A: All international students, and especially those for whom English is their second (or third, or fourth!) language, are making huge adjustments – most of the time their English is so relatively good that we underestimate the magnitude of the challenges. I speak several languages more and less fluently but still can hardly imagine the way this bends the mind.

Reading tends to take a lot longer, and writing is more painstaking and time-consuming. Speaking up in class, as is expected in most Wesleyan classes, is often difficult – partly because by the time you’ve constructed what you want to say, the discussion has moved on. And in most of the world’s academic cultures, classes are strictly lecture, you’re not expected to challenge your professor’s ideas as we expect here, and you write to show what you know, more than how critically and originally you can think – this last can be a challenge for all international students, even those who have gone to school in English for years. Language may also be a social handicap – so that students may be shy with their hallmates and hesitant to join in, especially early in the first year when friendships are being forged. We hope to work with Res Life to facilitate openness to these differences on both sides, and awareness on the part of both international and American students.

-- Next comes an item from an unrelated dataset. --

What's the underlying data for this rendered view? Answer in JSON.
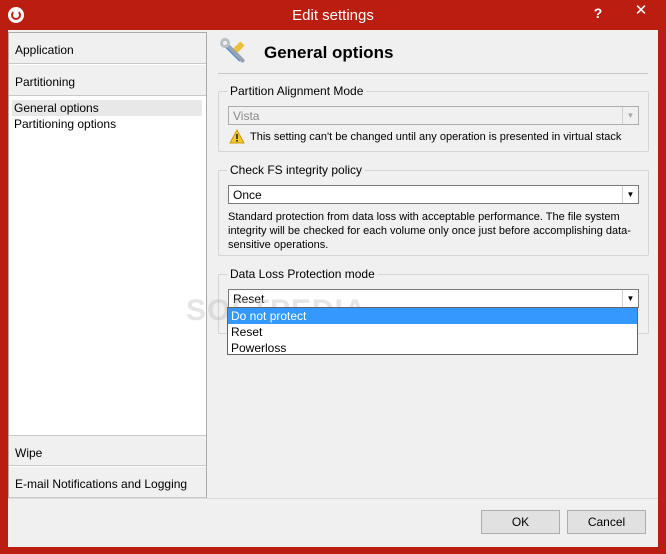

Q: What is the Wesleyan World Wednesdays?

A: With the Office of International Studies, we started a series this year of presentations/discussions/screenings called Wesleyan World Wednesdays, with the express aim of bringing various groups of students and other campus entities together on topics of mutual interest, highlighting Wesleyan’s wonderfully extensive connections with the world.

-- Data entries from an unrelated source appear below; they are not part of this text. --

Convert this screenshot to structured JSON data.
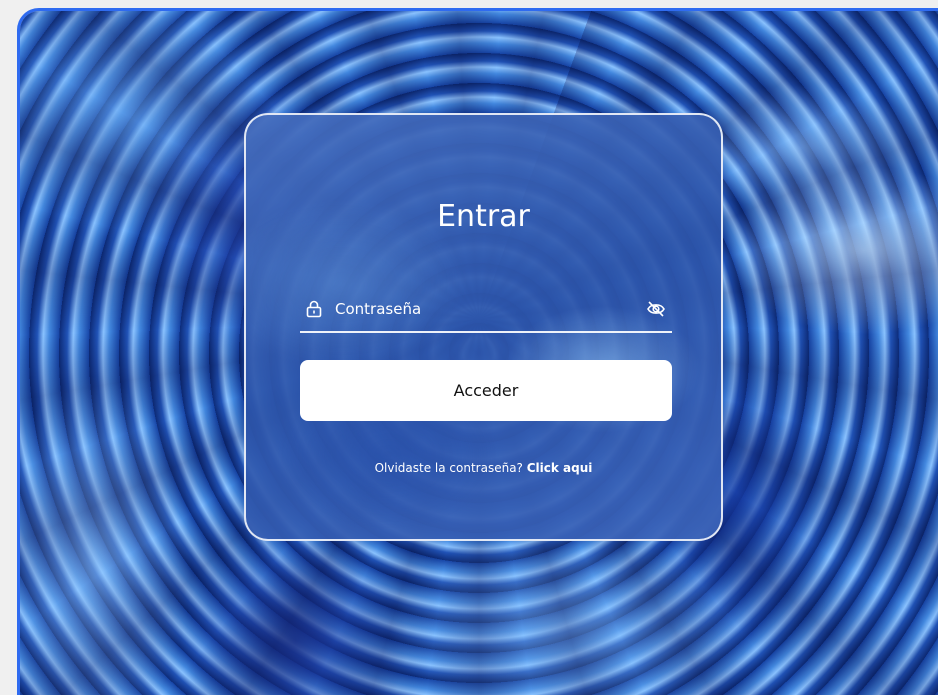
{
  "login": {
    "title": "Entrar",
    "password_placeholder": "Contraseña",
    "submit_label": "Acceder",
    "forgot_text": "Olvidaste la contraseña?",
    "forgot_link": "Click aqui"
  },
  "icons": {
    "lock": "lock-icon",
    "toggle_visibility": "eye-off-icon"
  },
  "colors": {
    "frame_border": "#2f6bf0",
    "button_bg": "#ffffff",
    "text": "#ffffff"
  }
}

Q: What do you like best about working at Wesleyan?

A: I like the fact that it’s never the same two days in a row – whether in the classroom or in the office. I love coming up with new ideas for courses, and just wish I had more time to read.

Q: What are your hobbies, interests, family, pets, plans for summer?

A: I have three grown “biological” children (the youngest just graduated from Mt. Holyoke) and many “adopted” ones – exchange students and Wes alums and you name it, who pass through our house all the time, sometimes to stay for a few days or a few months. My husband is about to retire after 24 years as the chief epidemiologist for Connecticut, to consult with the New York City Health Department and free himself up for more international work. I like to read, camp, hike, travel and ride my bicycle. This summer the whole family is going to the wedding of a family friend who happens to be a Wes alum, in a small Austrian village – and then biking the 340 kilometers along the Danube from Vienna to Budapest.